Boren also recommends doing wall sits while reading notes or flash cards, "or squat hovering over your chair for 30 to 60 seconds, three to four times," she says.
If all else fails, Orshi McNaughton, owner of the workout studio SIX, suggests opting for a standard plank pose to effectively combine your studying and your exercise. That's right, guys — take your notes to the ground, and crank out a couple of planks.
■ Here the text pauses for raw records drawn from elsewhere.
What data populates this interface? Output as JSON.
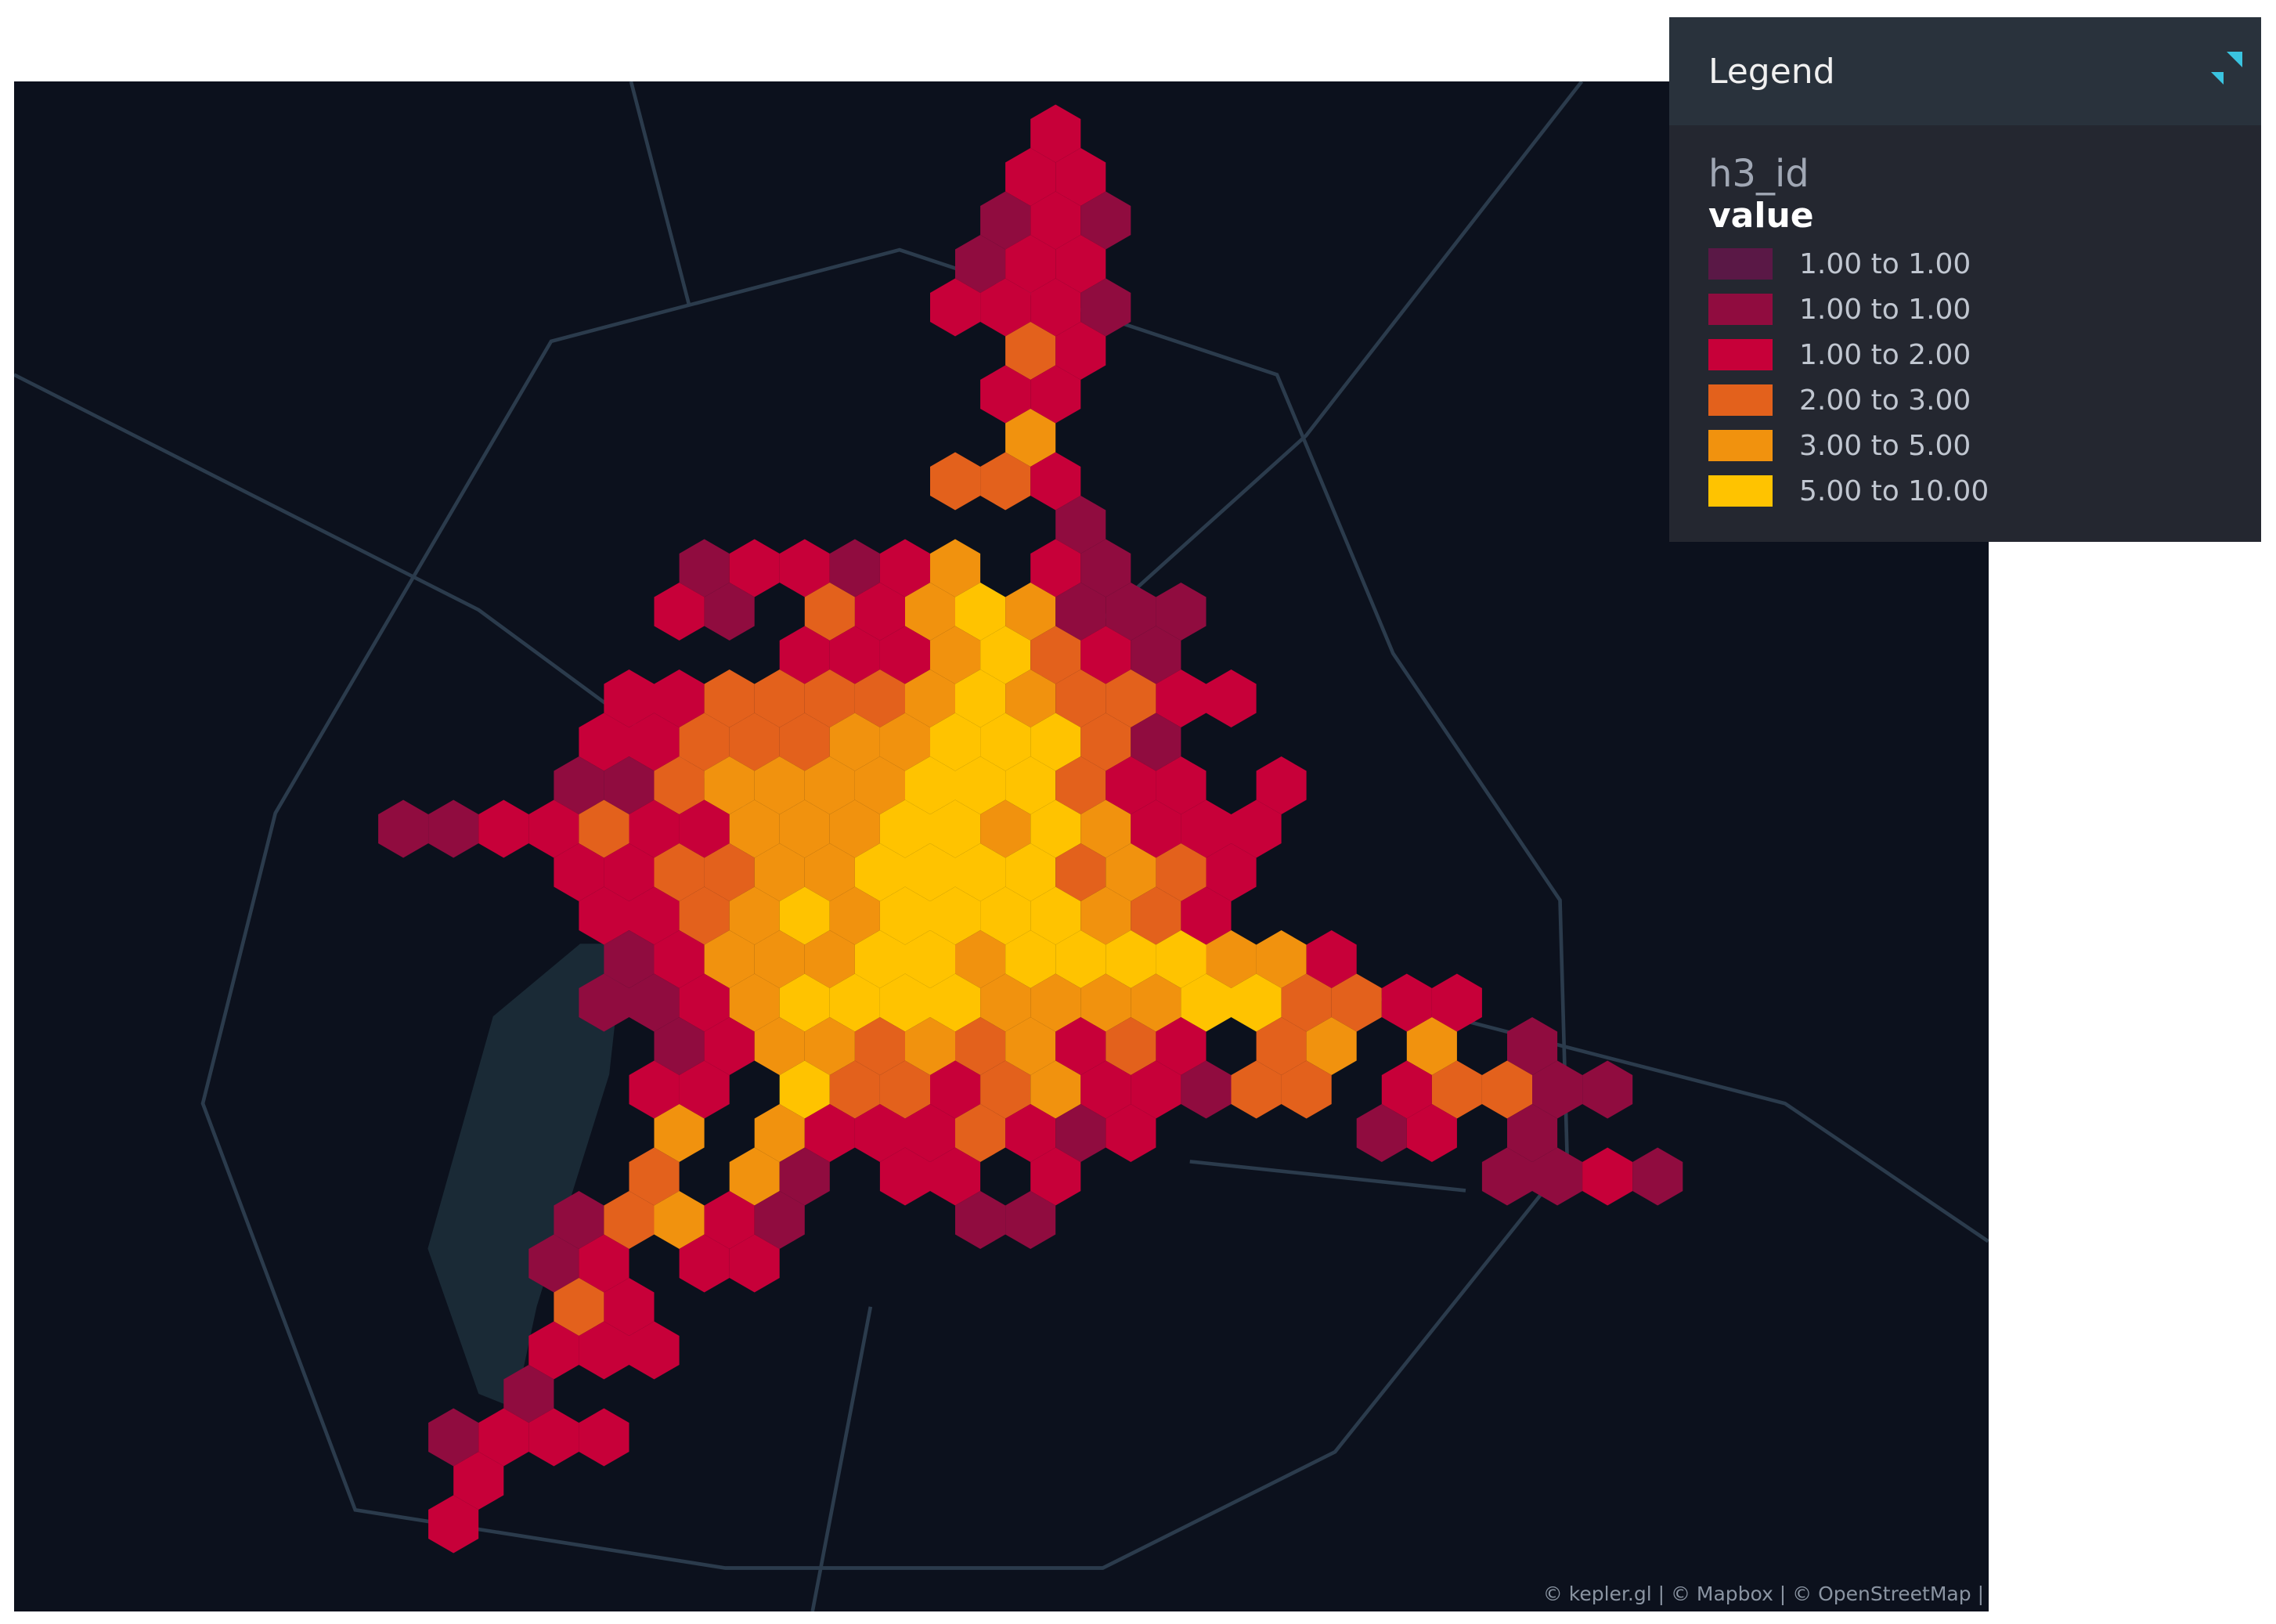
{
  "legend": {
    "title": "Legend",
    "field": "h3_id",
    "measure": "value",
    "items": [
      {
        "label": "1.00 to 1.00",
        "color": "#5a1846"
      },
      {
        "label": "1.00 to 1.00",
        "color": "#900c3f"
      },
      {
        "label": "1.00 to 2.00",
        "color": "#c70039"
      },
      {
        "label": "2.00 to 3.00",
        "color": "#e3611c"
      },
      {
        "label": "3.00 to 5.00",
        "color": "#f1920e"
      },
      {
        "label": "5.00 to 10.00",
        "color": "#ffc300"
      }
    ]
  },
  "attribution": "© kepler.gl | © Mapbox | © OpenStreetMap |"
}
"Start on the floor and position your arms into a 90-degree angle with your forearms touching the floor, elbows positioned under your shoulders and your hands in front of you, shoulder-width apart," McNaughton tells Elite Daily over email. "Then position your legs by stepping your feet back, maintaining a straight line from head to toe. To align your spine, be sure to keep your face looking down." Tighten your core for as long as you can before releasing and dropping to the floor, she says. She suggests repeating this 10 to 15 times for four sets.
"This will allow you to strengthen your core," McNaughton explains, "[and] keep your eyes on your notes, books, or flashcards."